The naked woman gazing into the viewer's eyes was the professional model Victorine Meurent, whom Manet met in 1862. Victorine was Manet's favorite model and was the subject of many paintings. In the preparatory work of the paint, while the woman figure hair was a redhead in color and in the last case the woman figure hair was brown in color. Manet used his younger brother Eugene Manet as a model for the male figure on the right. For the male figure in the middle, Ferdinand Leenhoff, the brother of Manet's wife Suzanne Leenhoff, used as a model.

 

Manet was also a very good still-life painter. The illustration depicts a still life with blue shadows of yellow and red tones in the foreground. In the foreground the picture depicts a still life with blue shades of yellow and red tones. This still life competed with the shades of the figures of the painting. Victorine's clothes were thrown randomly on the lawn. The fruits, bread, and bottles left after the picnic was depicted with this dress. The foreground of the table was bright green, and the background shone with sunlight. The main feature of the painting was the use of vivid colors.

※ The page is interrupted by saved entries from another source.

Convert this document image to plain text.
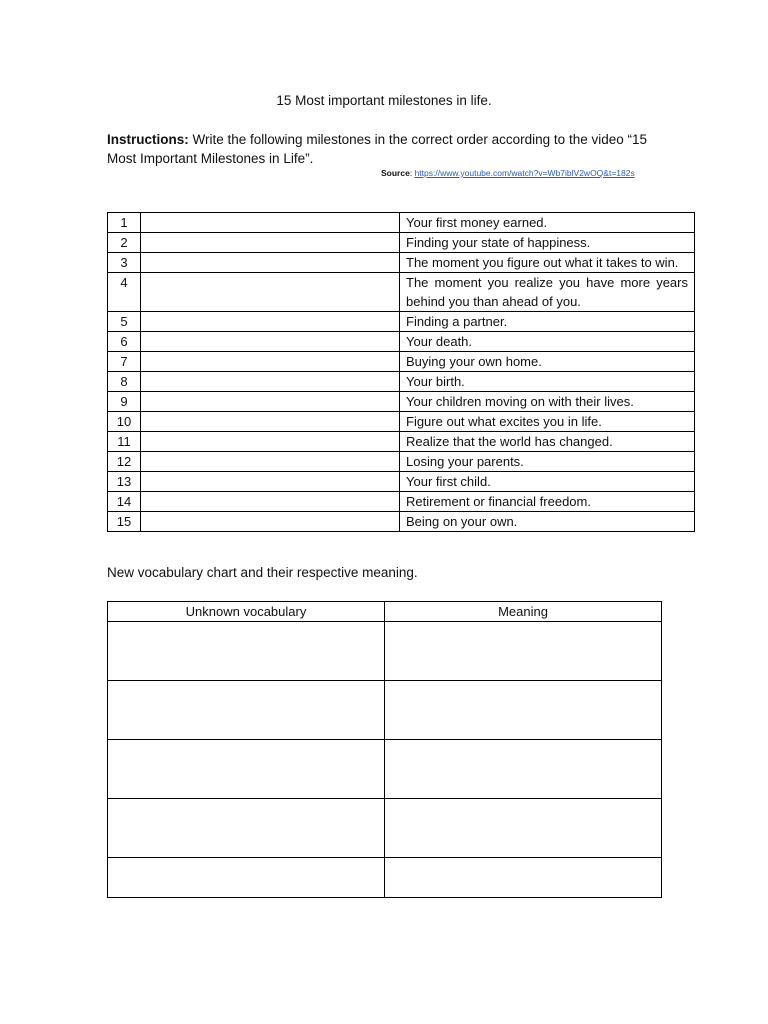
15 Most important milestones in life.
Instructions: Write the following milestones in the correct order according to the video “15 Most Important Milestones in Life”.
Source: https://www.youtube.com/watch?v=Wb7iblV2wOQ&t=182s
1		Your first money earned.
2		Finding your state of happiness.
3		The moment you figure out what it takes to win.
4		The moment you realize you have more years behind you than ahead of you.
5		Finding a partner.
6		Your death.
7		Buying your own home.
8		Your birth.
9		Your children moving on with their lives.
10		Figure out what excites you in life.
11		Realize that the world has changed.
12		Losing your parents.
13		Your first child.
14		Retirement or financial freedom.
15		Being on your own.
New vocabulary chart and their respective meaning.
Unknown vocabulary	Meaning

Such light effect in the table, the lively greens like this in the table made it feel like the paint was made in the woods. The fact that the keys were freely driven was that the traces of the brush gave the effect of painting in the middle of nature. It was a new feature that Manet included the effect of the sunlight's shining colors on the picture and left the brush strokes intact. These two traits would be a form of work adopted by the Impressionists. Manet didn't work outdoors in this picture. But the table that surprised the impressionists of the future and pushed them to work outdoors had been a "The Luncheon on the Grass".